## 02 — Train Flan-T5-Base + LoRA for AppetIte

This notebook fine-tunes **google/flan-t5-base** using **LoRA** on the AppetIte dataset.

Goals:
- Input: ingredients list
- Output: recipe title + step-by-step instructions
- Model: Flan-T5-Base (instruction-tuned)
- Fine-tuning: LoRA (parameter-efficient, M2-friendly)

Assumptions:
- Preprocessed CSVs are available in `data/processed/`:
  - `appetite_train.csv`
  - `appetite_val.csv`
  - `appetite_test.csv`

In [1]:
!pip install transformers datasets peft evaluate sacrebleu sentencepiece accelerate --quiet

In [2]:
import os
import gc
import torch
import pandas as pd
from datasets import Dataset

from transformers import (
    AutoTokenizer,
    AutoModelForSeq2SeqLM,
    Seq2SeqTrainer,
    Seq2SeqTrainingArguments,
    DataCollatorForSeq2Seq
)

from peft import LoraConfig, get_peft_model, TaskType
import evaluate

os.environ["TOKENIZERS_PARALLELISM"] = "false"

In [3]:
for obj_name in ["model", "trainer"]:
    if obj_name in globals():
        del globals()[obj_name]

gc.collect()
if torch.backends.mps.is_available():
    torch.mps.empty_cache()

if torch.backends.mps.is_available():
    device = "mps"
else:
    device = "cpu"

device

'mps'

### Load Processed AppetIte Dataset

We load the cleaned CSV files produced by the preprocessing notebook.

In [4]:
train_df = pd.read_csv("data/processed/appetite_train.csv")
val_df   = pd.read_csv("data/processed/appetite_val.csv")
test_df  = pd.read_csv("data/processed/appetite_test.csv")

train_df.head()

Unnamed: 0,Title,ingredients_text,target_text,Image_Name
0,3-Ingredient Sweet Potato Casserole with Maple...,"Olive oil (for pan), 5 1/2 pounds sweet potato...",Title: 3-Ingredient Sweet Potato Casserole wit...,3-ingredient-sweet-potato-casserole-with-maple...
1,Sea Bass with Marinated Vegetables,"1 ripe medium tomato, 1 garlic clove, smashed,...",Title: Sea Bass with Marinated Vegetables\nIns...,sea-bass-with-marinated-vegetables-242301
2,Spicy Pork Posole,"1 tablespoon olive oil, 6 ounces pork tenderlo...",Title: Spicy Pork Posole\nInstructions: Heat o...,spicy-pork-posole-357091
3,Roast Pork Belly Toasts with Blood-Orange BBQ ...,"One 2-pound piece of boneless, skinless pork b...",Title: Roast Pork Belly Toasts with Blood-Oran...,roast-pork-belly-toasts-with-blood-orange-bbq-...
4,Farmers' Market Salad with Spiced Goat Cheese ...,"2 tablespoons sesame seeds, 2 teaspoons ground...",Title: Farmers' Market Salad with Spiced Goat ...,farmers-market-salad-with-spiced-goat-cheese-r...

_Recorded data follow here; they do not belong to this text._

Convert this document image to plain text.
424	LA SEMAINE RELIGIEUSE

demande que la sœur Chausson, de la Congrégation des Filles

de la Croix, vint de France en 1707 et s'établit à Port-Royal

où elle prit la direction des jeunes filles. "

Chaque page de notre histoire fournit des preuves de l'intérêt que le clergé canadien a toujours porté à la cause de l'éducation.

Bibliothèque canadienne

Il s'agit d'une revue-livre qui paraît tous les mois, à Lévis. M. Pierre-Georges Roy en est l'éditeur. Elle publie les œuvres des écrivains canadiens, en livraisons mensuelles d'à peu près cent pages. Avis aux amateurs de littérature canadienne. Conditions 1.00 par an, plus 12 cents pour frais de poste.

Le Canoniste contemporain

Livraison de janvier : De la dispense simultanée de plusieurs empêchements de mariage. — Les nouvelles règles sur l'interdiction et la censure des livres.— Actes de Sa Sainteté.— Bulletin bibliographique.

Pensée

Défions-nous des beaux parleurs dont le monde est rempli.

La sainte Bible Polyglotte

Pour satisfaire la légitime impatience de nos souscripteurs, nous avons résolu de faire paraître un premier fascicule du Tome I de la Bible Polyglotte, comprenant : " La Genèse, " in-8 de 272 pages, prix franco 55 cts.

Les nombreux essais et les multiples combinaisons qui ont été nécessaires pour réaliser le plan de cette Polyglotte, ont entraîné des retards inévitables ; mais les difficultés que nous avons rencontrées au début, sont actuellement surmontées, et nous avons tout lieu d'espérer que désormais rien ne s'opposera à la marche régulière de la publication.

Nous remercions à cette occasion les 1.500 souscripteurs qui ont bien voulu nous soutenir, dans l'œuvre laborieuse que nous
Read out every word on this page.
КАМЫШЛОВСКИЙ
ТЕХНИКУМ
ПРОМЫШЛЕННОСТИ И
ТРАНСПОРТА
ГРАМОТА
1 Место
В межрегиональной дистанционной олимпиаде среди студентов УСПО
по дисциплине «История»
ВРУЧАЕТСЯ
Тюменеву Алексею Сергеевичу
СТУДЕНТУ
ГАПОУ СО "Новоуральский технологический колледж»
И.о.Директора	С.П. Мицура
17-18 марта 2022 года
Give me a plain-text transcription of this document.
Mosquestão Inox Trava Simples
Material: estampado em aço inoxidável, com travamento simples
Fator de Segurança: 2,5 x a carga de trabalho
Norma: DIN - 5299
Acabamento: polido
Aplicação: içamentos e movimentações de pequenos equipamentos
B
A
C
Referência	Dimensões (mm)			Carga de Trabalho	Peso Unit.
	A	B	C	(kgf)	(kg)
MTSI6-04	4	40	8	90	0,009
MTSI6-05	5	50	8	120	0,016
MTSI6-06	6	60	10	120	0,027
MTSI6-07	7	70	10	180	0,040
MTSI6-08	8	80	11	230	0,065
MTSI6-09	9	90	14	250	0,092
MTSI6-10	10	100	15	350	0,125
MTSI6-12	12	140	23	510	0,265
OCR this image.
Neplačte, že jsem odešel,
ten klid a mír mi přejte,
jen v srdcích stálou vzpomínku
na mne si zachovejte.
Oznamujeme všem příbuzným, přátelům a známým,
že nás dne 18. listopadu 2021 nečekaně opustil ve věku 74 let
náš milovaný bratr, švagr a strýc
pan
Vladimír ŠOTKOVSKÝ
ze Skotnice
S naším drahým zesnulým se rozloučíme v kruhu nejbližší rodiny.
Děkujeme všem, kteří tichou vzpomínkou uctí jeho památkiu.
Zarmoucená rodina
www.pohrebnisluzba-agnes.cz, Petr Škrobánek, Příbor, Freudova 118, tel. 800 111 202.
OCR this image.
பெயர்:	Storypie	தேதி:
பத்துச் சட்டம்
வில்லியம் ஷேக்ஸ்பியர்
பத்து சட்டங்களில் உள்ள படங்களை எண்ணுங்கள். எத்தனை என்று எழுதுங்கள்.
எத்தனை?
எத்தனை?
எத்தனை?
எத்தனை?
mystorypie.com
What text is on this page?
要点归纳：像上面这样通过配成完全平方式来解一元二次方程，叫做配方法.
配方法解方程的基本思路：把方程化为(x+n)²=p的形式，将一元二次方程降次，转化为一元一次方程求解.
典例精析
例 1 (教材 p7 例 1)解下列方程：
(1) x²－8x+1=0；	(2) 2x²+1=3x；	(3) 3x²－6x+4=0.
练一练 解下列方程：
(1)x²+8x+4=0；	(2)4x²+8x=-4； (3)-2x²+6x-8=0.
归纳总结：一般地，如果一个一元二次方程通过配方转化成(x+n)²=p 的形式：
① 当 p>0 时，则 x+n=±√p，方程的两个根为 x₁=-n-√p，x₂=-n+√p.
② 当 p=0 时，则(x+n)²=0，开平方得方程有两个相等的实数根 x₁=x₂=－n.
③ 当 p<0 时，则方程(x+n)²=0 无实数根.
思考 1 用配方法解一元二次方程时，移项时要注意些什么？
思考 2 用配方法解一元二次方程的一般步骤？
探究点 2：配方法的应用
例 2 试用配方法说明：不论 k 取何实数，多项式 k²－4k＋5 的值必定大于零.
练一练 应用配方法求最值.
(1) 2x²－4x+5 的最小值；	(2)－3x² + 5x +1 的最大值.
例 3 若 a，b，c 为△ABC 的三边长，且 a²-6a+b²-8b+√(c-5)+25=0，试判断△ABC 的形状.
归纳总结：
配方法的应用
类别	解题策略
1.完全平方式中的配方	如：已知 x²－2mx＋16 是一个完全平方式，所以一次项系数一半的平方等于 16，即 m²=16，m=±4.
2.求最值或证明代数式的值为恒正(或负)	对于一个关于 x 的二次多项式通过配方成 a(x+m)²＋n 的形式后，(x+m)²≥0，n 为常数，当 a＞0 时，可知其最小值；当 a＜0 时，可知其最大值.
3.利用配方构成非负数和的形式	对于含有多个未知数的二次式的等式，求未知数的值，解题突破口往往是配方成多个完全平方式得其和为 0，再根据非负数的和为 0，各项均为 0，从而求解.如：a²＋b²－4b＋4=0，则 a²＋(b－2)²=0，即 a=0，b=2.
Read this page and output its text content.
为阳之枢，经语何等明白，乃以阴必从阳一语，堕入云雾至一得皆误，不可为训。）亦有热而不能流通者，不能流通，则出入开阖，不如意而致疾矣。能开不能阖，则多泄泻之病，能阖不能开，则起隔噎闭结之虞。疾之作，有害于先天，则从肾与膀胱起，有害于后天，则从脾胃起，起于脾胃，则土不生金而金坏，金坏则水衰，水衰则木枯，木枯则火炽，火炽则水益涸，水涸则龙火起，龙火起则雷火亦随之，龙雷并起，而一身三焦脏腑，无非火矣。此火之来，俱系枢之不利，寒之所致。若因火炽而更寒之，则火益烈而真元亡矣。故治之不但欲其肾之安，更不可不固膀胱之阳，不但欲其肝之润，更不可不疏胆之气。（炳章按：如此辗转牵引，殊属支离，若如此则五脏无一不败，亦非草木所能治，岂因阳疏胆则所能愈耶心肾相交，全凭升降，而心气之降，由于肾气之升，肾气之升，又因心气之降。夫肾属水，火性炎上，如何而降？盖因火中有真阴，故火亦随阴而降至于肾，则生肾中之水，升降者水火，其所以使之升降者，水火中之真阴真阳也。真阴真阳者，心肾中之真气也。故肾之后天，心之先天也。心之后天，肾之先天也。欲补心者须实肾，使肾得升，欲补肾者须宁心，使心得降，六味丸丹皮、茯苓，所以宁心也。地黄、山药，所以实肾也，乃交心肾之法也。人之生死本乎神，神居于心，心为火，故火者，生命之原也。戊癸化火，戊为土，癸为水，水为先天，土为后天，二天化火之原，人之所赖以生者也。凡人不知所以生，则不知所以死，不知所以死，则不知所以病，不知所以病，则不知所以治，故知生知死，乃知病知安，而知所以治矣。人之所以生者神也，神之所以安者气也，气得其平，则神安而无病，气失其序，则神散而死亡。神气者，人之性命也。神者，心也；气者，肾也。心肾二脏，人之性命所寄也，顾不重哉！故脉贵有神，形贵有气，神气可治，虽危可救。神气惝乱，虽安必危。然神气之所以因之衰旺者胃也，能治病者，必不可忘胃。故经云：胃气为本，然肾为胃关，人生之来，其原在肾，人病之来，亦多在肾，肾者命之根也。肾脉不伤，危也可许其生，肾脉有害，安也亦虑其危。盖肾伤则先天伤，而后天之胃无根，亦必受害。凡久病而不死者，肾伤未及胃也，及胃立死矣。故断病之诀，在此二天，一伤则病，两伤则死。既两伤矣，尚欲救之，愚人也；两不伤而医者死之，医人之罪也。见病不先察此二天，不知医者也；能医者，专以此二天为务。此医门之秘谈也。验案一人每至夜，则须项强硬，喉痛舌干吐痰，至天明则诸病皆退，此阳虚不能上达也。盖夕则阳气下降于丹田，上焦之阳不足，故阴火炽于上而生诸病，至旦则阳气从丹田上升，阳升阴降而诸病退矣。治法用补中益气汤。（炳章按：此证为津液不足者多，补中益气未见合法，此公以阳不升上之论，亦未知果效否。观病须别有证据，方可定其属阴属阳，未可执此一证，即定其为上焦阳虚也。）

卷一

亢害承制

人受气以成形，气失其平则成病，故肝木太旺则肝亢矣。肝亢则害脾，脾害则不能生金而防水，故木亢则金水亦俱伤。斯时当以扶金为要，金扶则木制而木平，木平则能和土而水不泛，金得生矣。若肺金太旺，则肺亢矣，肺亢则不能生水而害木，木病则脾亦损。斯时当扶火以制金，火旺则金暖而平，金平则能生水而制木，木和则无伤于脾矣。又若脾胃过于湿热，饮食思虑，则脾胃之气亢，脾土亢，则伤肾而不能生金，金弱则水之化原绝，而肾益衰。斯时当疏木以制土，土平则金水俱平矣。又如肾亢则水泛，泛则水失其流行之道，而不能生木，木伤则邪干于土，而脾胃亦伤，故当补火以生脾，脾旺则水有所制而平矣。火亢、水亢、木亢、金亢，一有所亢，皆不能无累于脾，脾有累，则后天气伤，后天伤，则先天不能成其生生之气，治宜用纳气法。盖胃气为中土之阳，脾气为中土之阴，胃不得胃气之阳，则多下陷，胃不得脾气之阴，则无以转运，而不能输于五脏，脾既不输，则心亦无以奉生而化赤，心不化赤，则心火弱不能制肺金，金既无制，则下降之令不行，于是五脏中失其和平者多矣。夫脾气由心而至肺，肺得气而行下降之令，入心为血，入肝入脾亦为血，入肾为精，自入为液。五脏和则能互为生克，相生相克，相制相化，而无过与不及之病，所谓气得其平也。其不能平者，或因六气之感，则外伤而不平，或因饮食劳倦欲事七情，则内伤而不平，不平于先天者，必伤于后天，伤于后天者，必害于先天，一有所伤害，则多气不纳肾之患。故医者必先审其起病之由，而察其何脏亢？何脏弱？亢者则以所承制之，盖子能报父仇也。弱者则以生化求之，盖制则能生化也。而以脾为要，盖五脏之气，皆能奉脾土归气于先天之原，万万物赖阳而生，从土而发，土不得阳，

### Final Text Sanitization

We ensure all text fields are proper strings, with no NaN, None, or list objects.
This prevents tokenizer crashes.

In [5]:
def clean_field(x):
    if x is None:
        return ""
    if isinstance(x, float):  # catches NaN
        return ""
    if isinstance(x, list):
        return ", ".join(map(str, x))
    return str(x)

In [6]:
for df_temp in [train_df, val_df, test_df]:
    df_temp["ingredients_text"] = df_temp["ingredients_text"].apply(clean_field)
    df_temp["target_text"]      = df_temp["target_text"].apply(clean_field)

print("Sanitization complete.")
print("Train size:", train_df.shape)
print("Val size:  ", val_df.shape)
print("Test size: ", test_df.shape)

Sanitization complete.
Train size: (10796, 4)
Val size:   (1349, 4)
Test size:  (1350, 4)


### Convert Pandas → HuggingFace Datasets

In [7]:
train_ds = Dataset.from_pandas(train_df)
val_ds   = Dataset.from_pandas(val_df)
test_ds  = Dataset.from_pandas(test_df)

train_ds

Dataset({
    features: ['Title', 'ingredients_text', 'target_text', 'Image_Name'],
    num_rows: 10796
})

### Load Flan-T5-Base

In [8]:
MODEL_NAME = "google/flan-t5-base"

tokenizer = AutoTokenizer.from_pretrained(MODEL_NAME)
model = AutoModelForSeq2SeqLM.from_pretrained(MODEL_NAME)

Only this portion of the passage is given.